MozillaZine

Proposals for Incorporating Machine Learning in Mozilla Firefox

Friday June 18th, 2004

Blake Ross writes: "I will be doing research this summer at Stanford with Professor Andrew Ng about how we can incorporate machine learning into Firefox. We're looking for ideas that will make Firefox 2.0 blow every other browser out of the water. People who come up with the best 3-5 ideas win Gmail accounts, and if we implement your idea you'll be acknowledged in both our paper and in Firefox credits. Your idea will also be appreciated by the millions of people who use Firefox :-). We'll also entertain Thunderbird proposals."


#95 Re: URL guessing

by Ashmodai <ashmodai@mushroom-cloud.com>

Friday June 25th, 2004 6:00 AM

You are replying to this message

I think that'd be a good improvement for Firefox's error pages. A bit like the corrections Google suggests:

"The website <http://www.mozillazine.ogr> could not be found, did you mean <http://www.mozillazine.org>?"

An improvement would be if it would automatically check if the alternatives exist and then display only those that are actually existant (if you enter xyz.ogr and xyz.org doesn't exist, it shouldn't be suggested -- maybe offer xyz.com or xyz.net as alternatives?).

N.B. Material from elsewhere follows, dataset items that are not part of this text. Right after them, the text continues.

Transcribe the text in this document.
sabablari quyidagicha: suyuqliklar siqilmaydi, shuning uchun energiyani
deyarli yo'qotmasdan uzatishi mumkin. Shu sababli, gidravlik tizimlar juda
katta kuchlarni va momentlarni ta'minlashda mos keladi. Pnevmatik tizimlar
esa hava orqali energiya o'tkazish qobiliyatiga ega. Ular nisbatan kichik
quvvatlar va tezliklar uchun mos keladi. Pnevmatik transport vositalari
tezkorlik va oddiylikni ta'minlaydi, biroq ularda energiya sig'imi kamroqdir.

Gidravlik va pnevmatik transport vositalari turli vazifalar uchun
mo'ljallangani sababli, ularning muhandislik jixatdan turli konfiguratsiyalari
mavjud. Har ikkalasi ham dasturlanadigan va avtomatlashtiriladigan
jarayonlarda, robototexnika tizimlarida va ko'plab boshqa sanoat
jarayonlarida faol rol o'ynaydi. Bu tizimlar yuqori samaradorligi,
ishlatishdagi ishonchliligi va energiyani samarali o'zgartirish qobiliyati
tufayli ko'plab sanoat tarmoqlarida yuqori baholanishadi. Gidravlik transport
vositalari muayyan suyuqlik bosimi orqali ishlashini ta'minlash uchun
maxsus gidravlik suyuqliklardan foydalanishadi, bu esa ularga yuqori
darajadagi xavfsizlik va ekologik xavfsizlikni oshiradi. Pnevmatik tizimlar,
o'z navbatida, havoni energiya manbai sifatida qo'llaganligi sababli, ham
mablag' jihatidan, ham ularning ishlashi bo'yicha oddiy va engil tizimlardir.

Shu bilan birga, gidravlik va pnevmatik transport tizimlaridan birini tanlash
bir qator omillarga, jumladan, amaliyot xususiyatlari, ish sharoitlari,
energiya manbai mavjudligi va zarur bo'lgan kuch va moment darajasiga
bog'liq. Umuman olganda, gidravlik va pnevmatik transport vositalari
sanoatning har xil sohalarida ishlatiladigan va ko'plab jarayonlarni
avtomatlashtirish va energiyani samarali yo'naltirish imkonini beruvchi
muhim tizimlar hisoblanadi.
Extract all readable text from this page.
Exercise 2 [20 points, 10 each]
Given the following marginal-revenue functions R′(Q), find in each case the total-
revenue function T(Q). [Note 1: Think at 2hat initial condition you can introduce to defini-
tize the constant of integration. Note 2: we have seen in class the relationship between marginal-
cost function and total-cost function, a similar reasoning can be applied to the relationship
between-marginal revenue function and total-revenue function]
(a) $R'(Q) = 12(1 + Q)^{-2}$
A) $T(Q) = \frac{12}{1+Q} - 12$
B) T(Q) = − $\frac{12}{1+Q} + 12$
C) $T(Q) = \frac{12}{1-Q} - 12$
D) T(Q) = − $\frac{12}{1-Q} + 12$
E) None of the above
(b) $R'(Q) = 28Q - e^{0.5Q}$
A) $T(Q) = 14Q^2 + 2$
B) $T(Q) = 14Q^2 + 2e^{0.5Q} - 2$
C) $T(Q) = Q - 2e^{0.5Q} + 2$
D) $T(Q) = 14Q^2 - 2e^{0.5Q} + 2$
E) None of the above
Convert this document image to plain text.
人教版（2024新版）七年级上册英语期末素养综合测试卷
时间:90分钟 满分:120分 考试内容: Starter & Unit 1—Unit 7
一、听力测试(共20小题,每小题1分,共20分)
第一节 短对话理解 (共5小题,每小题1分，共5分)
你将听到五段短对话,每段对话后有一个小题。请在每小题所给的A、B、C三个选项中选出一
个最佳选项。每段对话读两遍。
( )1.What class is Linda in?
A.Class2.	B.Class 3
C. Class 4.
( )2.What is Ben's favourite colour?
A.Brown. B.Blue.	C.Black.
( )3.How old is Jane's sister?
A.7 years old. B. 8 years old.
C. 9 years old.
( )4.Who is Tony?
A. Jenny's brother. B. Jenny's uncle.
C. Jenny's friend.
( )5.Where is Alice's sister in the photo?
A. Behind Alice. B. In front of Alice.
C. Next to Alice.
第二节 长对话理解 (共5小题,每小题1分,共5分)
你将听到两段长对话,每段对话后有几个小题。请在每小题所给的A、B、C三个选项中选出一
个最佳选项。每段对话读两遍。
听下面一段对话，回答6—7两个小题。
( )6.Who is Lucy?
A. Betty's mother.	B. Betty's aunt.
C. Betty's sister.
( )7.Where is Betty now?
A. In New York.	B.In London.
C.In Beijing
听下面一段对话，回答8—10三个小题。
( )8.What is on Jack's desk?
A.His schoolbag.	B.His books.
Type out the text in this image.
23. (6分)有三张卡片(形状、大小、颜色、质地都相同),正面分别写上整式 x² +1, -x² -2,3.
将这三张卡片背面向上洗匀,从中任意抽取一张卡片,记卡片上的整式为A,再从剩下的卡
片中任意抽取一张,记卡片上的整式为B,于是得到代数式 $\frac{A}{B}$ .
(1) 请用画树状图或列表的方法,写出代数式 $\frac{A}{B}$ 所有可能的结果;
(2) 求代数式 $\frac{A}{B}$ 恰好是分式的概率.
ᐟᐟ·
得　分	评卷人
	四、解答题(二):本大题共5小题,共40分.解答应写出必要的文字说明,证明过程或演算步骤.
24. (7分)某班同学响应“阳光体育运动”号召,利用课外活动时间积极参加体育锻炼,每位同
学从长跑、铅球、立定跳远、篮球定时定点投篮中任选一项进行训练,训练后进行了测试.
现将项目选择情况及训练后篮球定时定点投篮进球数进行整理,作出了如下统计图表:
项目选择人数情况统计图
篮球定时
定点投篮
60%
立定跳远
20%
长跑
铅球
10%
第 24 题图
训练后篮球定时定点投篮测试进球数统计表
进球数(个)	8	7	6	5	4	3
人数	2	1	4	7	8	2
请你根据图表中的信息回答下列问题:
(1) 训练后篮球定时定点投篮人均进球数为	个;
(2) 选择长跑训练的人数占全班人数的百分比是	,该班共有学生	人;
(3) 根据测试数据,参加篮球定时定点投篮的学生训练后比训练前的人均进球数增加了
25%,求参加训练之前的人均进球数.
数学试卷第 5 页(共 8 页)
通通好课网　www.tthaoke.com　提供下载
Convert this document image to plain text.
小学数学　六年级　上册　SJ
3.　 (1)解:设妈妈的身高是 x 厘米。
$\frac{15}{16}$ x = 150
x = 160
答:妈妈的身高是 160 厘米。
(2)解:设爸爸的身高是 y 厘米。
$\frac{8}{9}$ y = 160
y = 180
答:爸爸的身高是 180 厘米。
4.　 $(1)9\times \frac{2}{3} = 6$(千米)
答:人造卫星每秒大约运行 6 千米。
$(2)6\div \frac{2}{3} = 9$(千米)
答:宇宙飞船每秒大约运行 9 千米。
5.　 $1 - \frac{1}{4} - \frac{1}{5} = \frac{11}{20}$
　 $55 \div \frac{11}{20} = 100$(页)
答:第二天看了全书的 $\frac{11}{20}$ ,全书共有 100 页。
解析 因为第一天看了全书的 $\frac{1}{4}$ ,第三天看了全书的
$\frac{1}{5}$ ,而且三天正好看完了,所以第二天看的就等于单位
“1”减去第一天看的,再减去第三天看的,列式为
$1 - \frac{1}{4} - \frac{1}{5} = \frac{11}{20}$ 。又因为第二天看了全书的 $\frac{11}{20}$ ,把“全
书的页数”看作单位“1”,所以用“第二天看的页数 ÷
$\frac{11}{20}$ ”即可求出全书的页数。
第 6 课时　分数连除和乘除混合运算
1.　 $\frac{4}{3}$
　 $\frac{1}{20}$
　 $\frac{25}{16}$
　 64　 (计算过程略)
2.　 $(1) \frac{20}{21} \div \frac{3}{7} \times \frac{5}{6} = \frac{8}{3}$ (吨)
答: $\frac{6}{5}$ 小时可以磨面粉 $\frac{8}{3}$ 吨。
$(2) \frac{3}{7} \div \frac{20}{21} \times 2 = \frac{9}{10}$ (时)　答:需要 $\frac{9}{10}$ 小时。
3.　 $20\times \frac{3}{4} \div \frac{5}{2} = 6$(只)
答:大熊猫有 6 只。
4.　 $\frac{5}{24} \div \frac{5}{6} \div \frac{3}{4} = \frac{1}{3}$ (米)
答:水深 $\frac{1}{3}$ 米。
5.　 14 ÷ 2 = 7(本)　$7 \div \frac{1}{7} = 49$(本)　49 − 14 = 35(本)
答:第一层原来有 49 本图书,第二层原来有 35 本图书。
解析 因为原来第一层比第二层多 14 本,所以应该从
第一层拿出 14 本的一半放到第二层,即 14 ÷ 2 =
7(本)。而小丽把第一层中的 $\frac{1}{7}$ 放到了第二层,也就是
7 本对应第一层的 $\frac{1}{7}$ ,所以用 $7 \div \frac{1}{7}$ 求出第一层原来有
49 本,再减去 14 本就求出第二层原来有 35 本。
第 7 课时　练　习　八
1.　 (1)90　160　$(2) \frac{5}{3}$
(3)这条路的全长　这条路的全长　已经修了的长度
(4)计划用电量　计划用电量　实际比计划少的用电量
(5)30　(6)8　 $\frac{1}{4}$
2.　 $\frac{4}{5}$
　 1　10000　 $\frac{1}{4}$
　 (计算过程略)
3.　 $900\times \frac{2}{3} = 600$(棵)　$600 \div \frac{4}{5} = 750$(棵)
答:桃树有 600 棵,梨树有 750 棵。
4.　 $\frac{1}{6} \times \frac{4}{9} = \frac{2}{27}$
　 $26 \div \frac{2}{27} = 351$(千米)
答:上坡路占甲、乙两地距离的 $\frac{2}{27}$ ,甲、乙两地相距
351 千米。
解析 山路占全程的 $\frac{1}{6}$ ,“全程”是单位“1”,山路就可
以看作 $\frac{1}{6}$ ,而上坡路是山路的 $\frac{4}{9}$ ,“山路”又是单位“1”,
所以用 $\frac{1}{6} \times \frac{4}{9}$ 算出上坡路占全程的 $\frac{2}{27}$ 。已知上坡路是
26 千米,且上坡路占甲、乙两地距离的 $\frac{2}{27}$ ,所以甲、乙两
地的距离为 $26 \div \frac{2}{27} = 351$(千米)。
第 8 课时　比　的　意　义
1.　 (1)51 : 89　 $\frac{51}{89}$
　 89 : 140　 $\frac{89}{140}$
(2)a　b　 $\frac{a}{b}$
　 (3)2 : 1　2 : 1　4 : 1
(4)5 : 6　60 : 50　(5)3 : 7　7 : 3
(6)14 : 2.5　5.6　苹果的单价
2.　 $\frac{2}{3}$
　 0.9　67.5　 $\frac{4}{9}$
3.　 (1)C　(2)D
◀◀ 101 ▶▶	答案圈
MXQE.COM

Based on the user's location and language preferences a lookup for relevant alpha-2 country code TLDs could be made too: en-US would trigger a .us search, en-CA would trigger a .ca search, DE would trigger a .de (as would de-DE), .at (as would de-AT) and maybe .si (or whatever switzerland is) (as would de-SI or whatever) search, EN would trigger a search for all english speaking countries, and so on. So, if the user specifies en-CA as well as EN as language preference, only english country codes would be searched, if she only specified en-CA as preference, only the Canadian alpha-2 code would be searched. I have no idea how to cover multinational country codes tho -- although .eu seems to be the only extension which is multinational right now. If no language preference is set, alpha-2 country code TLDs would not be searched at all (except for the next situation -- read on).

A levenshtein check could work wonders as well. Like, if the specified TLD extension is non-existant (ogr for example), the most similar (i.e. those with the lowest levenshtein difference) existing extensions could be suggested ("xyz.nx was not found. Did you mean xyz.nu, xyz.nz, [..] ?").

All that would be needed would be a list of existing TLD extensions along with a language->countries lookup functionality. If a language, country or non-country TLD extension is not recognised, it should be ignored, but not trigger an error, as new valid extensions might be defined by IANA in the future.

A lookup using something like WHOIS to find out whether the site exists at all would probably work better than trying to connect to a domain. The error page would otherwise take too long to load, I guess.

The user should be able to chose whether he wants to use this feature at all and whether he wants it to check country TLDs as well, only do levenshtein checks, etc. Power users might want to disable it to speed up their browsing.